The little one didn't realize how much time had passed - a month, two or three, when one morning she found a key and money on the table. He cautiously opened the forbidden door and was stunned. Her brain registers the din of colors, hues and tones. The water of the fountain splashed her, she heard the noise of the gypsies fighting for the pennies thrown at the bottom of it, the passers-by pushed her. He had painted on the walls, the floor, the ceiling, the beams. Everyone who passed by him in the evening without noticing him was there. And the fat cookbook saleswoman, and the slobbery gamer with the rollerblades, who always caught him with his backpack, and the mother with the mischievous child, who was baited with McDonald's toys, and who climbed on them and secretly spit his sandwich into the pot on the side, and the long-haired greasy guys from the bootleg CD stalls. In the middle of the room was a tripod. He had drawn her as an icon with a piercing blue gaze, the kind that messes with your brain. A bristling, immature Madonna in an old-fashioned dress of large flowers, with pink hair, an earring on her nose, and a child in her arms. It was as if it had just been thrown to her, and she had caught it at the last moment so that it wouldn't smear on the tiles. It was only out of affection that she did not quarrel! He grabbed the money from the table and dusted the fourth down the turns of the gloomy staircase.

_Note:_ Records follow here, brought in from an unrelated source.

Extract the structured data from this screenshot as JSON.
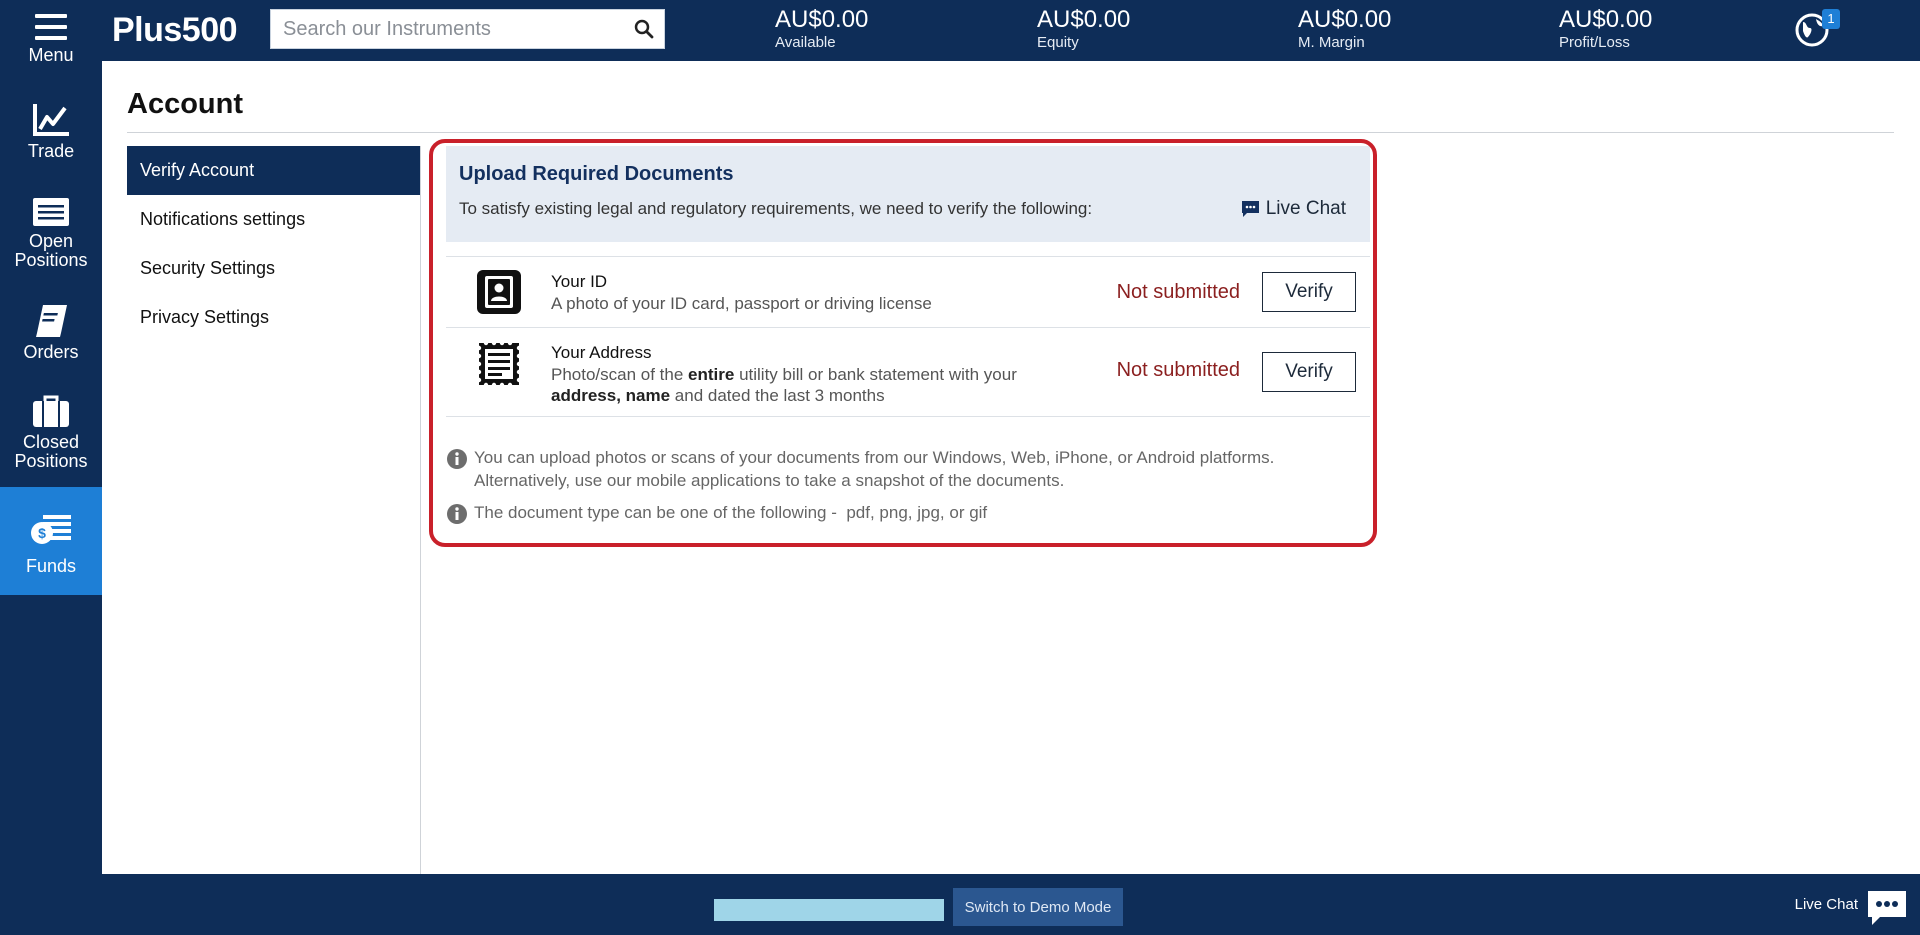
{
  "app": {
    "brand": "Plus500"
  },
  "search": {
    "placeholder": "Search our Instruments"
  },
  "stats": [
    {
      "value": "AU$0.00",
      "label": "Available"
    },
    {
      "value": "AU$0.00",
      "label": "Equity"
    },
    {
      "value": "AU$0.00",
      "label": "M. Margin"
    },
    {
      "value": "AU$0.00",
      "label": "Profit/Loss"
    }
  ],
  "notifications": {
    "count": "1"
  },
  "sidebar": {
    "items": [
      {
        "label": "Menu",
        "icon": "hamburger-icon"
      },
      {
        "label": "Trade",
        "icon": "chart-line-icon"
      },
      {
        "label": "Open Positions",
        "icon": "list-icon"
      },
      {
        "label": "Orders",
        "icon": "book-icon"
      },
      {
        "label": "Closed Positions",
        "icon": "briefcase-icon"
      },
      {
        "label": "Funds",
        "icon": "money-icon",
        "active": true
      }
    ]
  },
  "page": {
    "title": "Account"
  },
  "account_nav": {
    "items": [
      {
        "label": "Verify Account",
        "active": true
      },
      {
        "label": "Notifications settings"
      },
      {
        "label": "Security Settings"
      },
      {
        "label": "Privacy Settings"
      }
    ]
  },
  "upload": {
    "title": "Upload Required Documents",
    "subtitle": "To satisfy existing legal and regulatory requirements, we need to verify the following:",
    "live_chat": "Live Chat",
    "docs": [
      {
        "title": "Your ID",
        "desc": "A photo of your ID card, passport or driving license",
        "status": "Not submitted",
        "button": "Verify"
      },
      {
        "title": "Your Address",
        "desc_parts": [
          "Photo/scan of the ",
          "entire",
          " utility bill or bank statement with your ",
          "address, name",
          " and dated the last 3 months"
        ],
        "status": "Not submitted",
        "button": "Verify"
      }
    ],
    "info": [
      "You can upload photos or scans of your documents from our Windows, Web, iPhone, or Android platforms. Alternatively, use our mobile applications to take a snapshot of the documents.",
      "The document type can be one of the following -  pdf, png, jpg, or gif"
    ]
  },
  "footer": {
    "demo_button": "Switch to Demo Mode",
    "live_chat": "Live Chat"
  },
  "colors": {
    "navy": "#0e2d58",
    "active_blue": "#1e7fd6",
    "highlight_red": "#c9202a",
    "status_red": "#8b1f1f"
  }
}
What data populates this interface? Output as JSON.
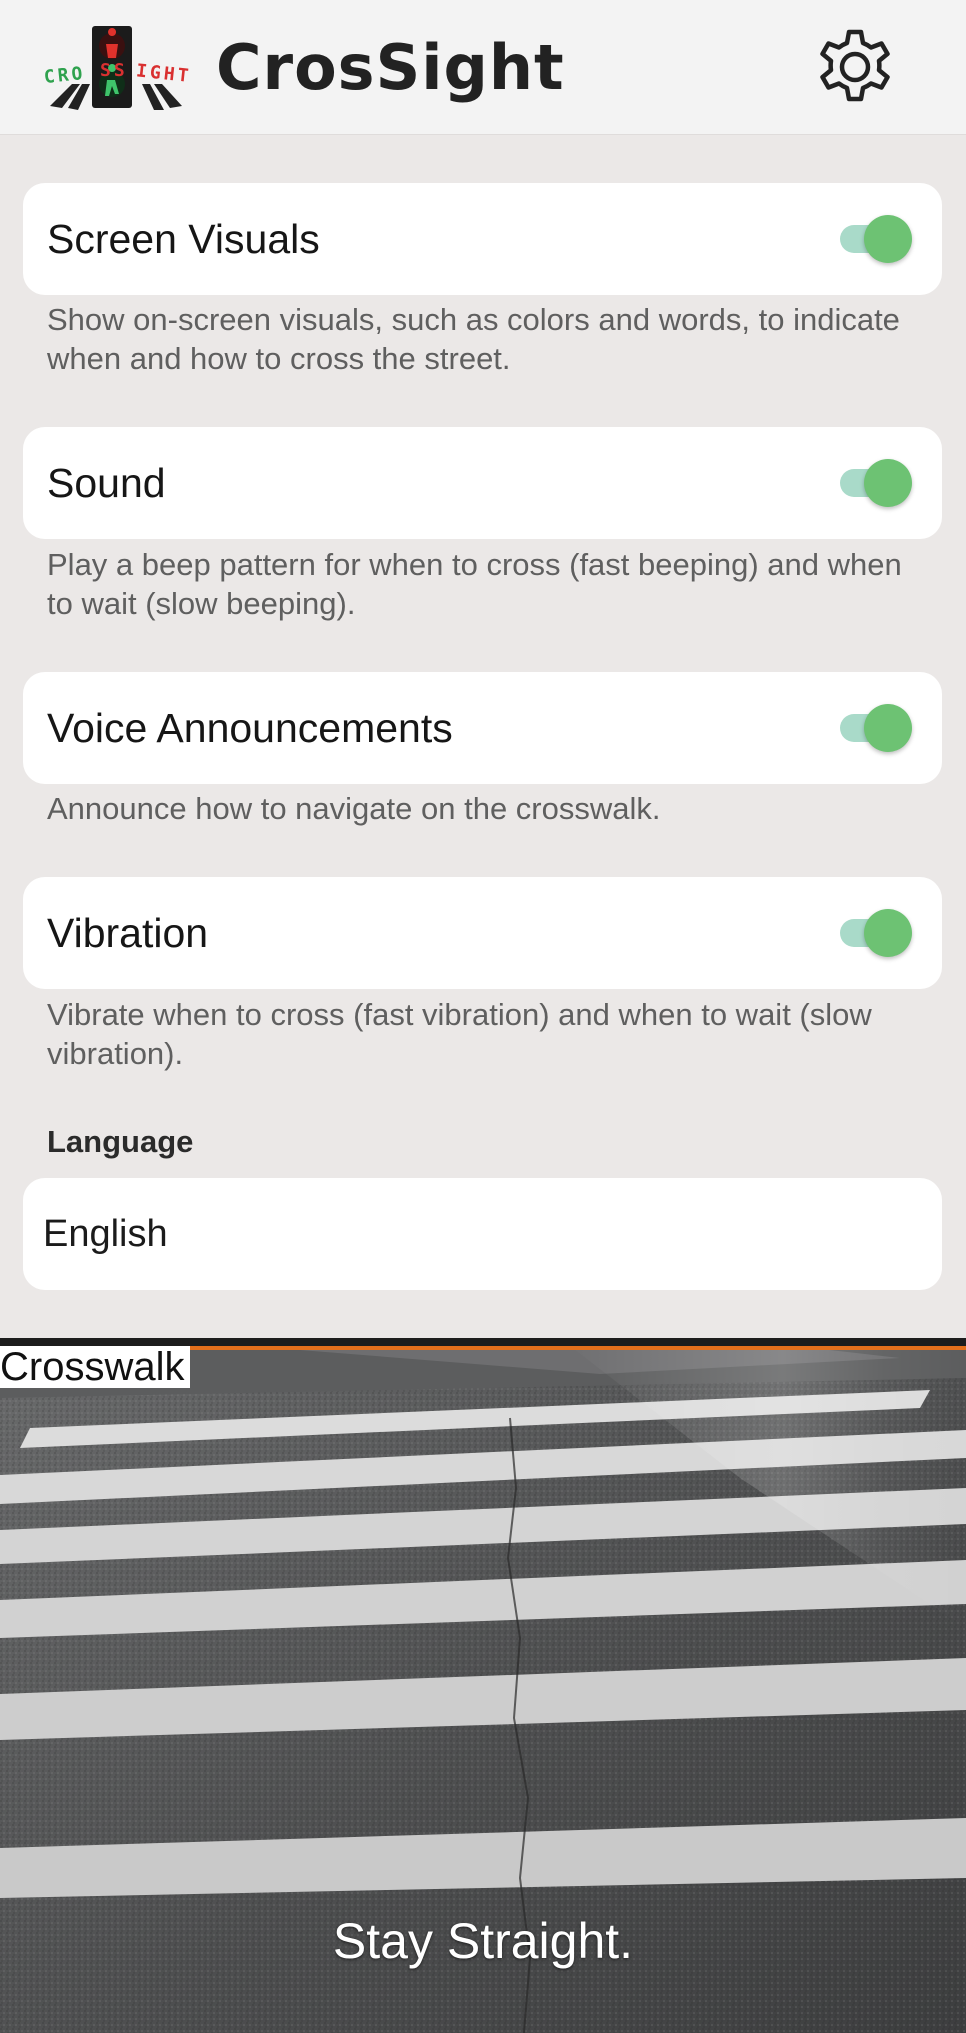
{
  "header": {
    "app_name": "CrosSight",
    "logo_text": "CROSSIGHT",
    "icons": {
      "logo": "traffic-light-logo",
      "settings": "gear-icon"
    }
  },
  "settings": [
    {
      "label": "Screen Visuals",
      "enabled": true,
      "description": "Show on-screen visuals, such as colors and words, to indicate when and how to cross the street."
    },
    {
      "label": "Sound",
      "enabled": true,
      "description": "Play a beep pattern for when to cross (fast beeping) and when to wait (slow beeping)."
    },
    {
      "label": "Voice Announcements",
      "enabled": true,
      "description": "Announce how to navigate on the crosswalk."
    },
    {
      "label": "Vibration",
      "enabled": true,
      "description": "Vibrate when to cross (fast vibration) and when to wait (slow vibration)."
    }
  ],
  "language": {
    "label": "Language",
    "selected": "English"
  },
  "camera": {
    "detection_label": "Crosswalk",
    "instruction": "Stay Straight."
  },
  "colors": {
    "toggle_on_knob": "#6dc273",
    "toggle_on_track": "#a9dac9",
    "detection_border": "#e4701c"
  }
}
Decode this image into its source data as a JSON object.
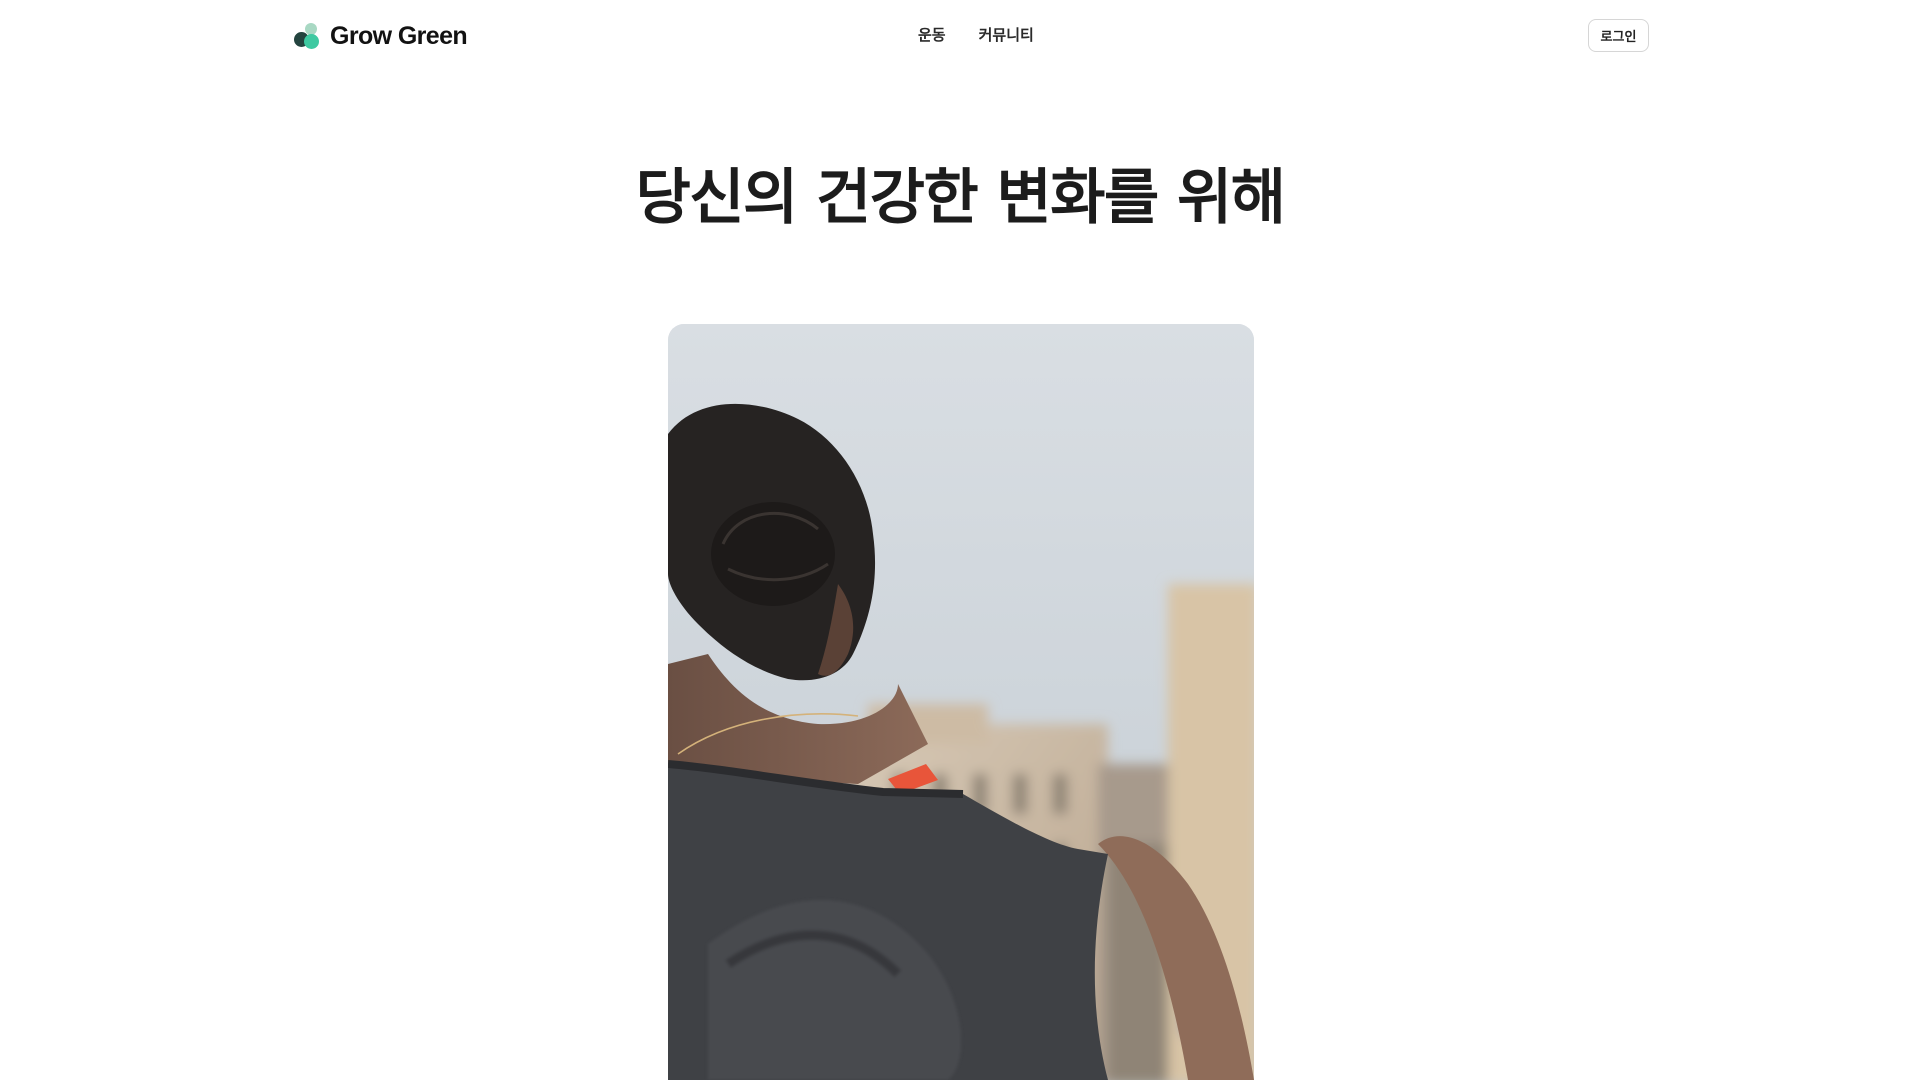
{
  "header": {
    "logo_text": "Grow Green",
    "nav": [
      {
        "label": "운동"
      },
      {
        "label": "커뮤니티"
      }
    ],
    "login_label": "로그인"
  },
  "hero": {
    "title": "당신의 건강한 변화를 위해",
    "image_subject": "person-with-hair-bun-back-view"
  },
  "colors": {
    "brand_dark": "#24443f",
    "brand_mint": "#3ec9a1",
    "brand_light": "#a8d8c3",
    "text": "#1c1c1c"
  }
}
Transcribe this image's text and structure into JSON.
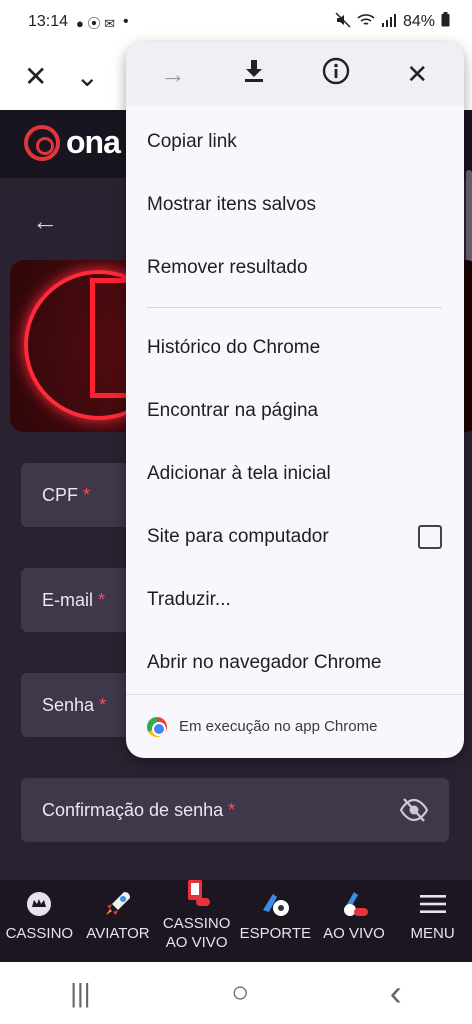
{
  "status": {
    "time": "13:14",
    "notif_icons": "● ⦿ ✉",
    "dot": "•",
    "battery": "84%"
  },
  "toolbar": {
    "close_symbol": "✕",
    "collapse_symbol": "⌄"
  },
  "site": {
    "logo_text": "ona",
    "back_symbol": "←",
    "fields": [
      {
        "label": "CPF",
        "required": "*"
      },
      {
        "label": "E-mail",
        "required": "*"
      },
      {
        "label": "Senha",
        "required": "*"
      },
      {
        "label": "Confirmação de senha",
        "required": "*"
      }
    ],
    "nav": [
      {
        "label": "CASSINO",
        "icon": "crown-icon"
      },
      {
        "label": "AVIATOR",
        "icon": "rocket-icon"
      },
      {
        "label": "CASSINO AO VIVO",
        "icon": "live-casino-icon"
      },
      {
        "label": "ESPORTE",
        "icon": "football-icon"
      },
      {
        "label": "AO VIVO",
        "icon": "live-icon"
      },
      {
        "label": "MENU",
        "icon": "hamburger-icon"
      }
    ]
  },
  "menu": {
    "top_icons": [
      "forward-icon",
      "download-icon",
      "info-icon",
      "close-icon"
    ],
    "top_symbols": [
      "→",
      "⤓",
      "ⓘ",
      "✕"
    ],
    "items": [
      "Copiar link",
      "Mostrar itens salvos",
      "Remover resultado",
      "Histórico do Chrome",
      "Encontrar na página",
      "Adicionar à tela inicial",
      "Site para computador",
      "Traduzir...",
      "Abrir no navegador Chrome"
    ],
    "footer": "Em execução no app Chrome"
  },
  "sysnav": {
    "recents": "|||",
    "home": "○",
    "back": "‹"
  },
  "colors": {
    "accent_red": "#e5343b",
    "page_bg": "#2a2230",
    "field_bg": "#3f374a"
  }
}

People are different. Some drown when they reach the bottom. The stronger ones are pushed away and surface. She floated away. Not immediately, several years passed in which the world ended for her every day. She lived for a while in a commune in Spain, went to psychoanalysts, was recommended occupational therapy, picked oranges, walked dogs, served in the cafes of Europe. In Munich he met the love of his life, but it turned out not to be the love of his. He left her with a note. Leave her pregnant and alone. She returned to her parents in Sofia and gave birth to a blond, he althy German boy. This kid loved it! Crazy! He found a job and tamed himself. He gave private lessons and translated crime fiction - at least one language he managed to learn while recovering from drugs. The obituaries on "Grafa" told her about the old team. She was probably the only survivor.

She was hanging around looking for some dictionary when her feet took her under the canopy of the square. He pushed through the crowd and faced him. An immature madonna in an old fashioned dress with large flowers and a child in her arms. The rose slipped from the old man's hands and dissolved into the air. He smiled, raised his hand and crossed himself. Then he slowly walked towards his attic - he had nothing to wait for.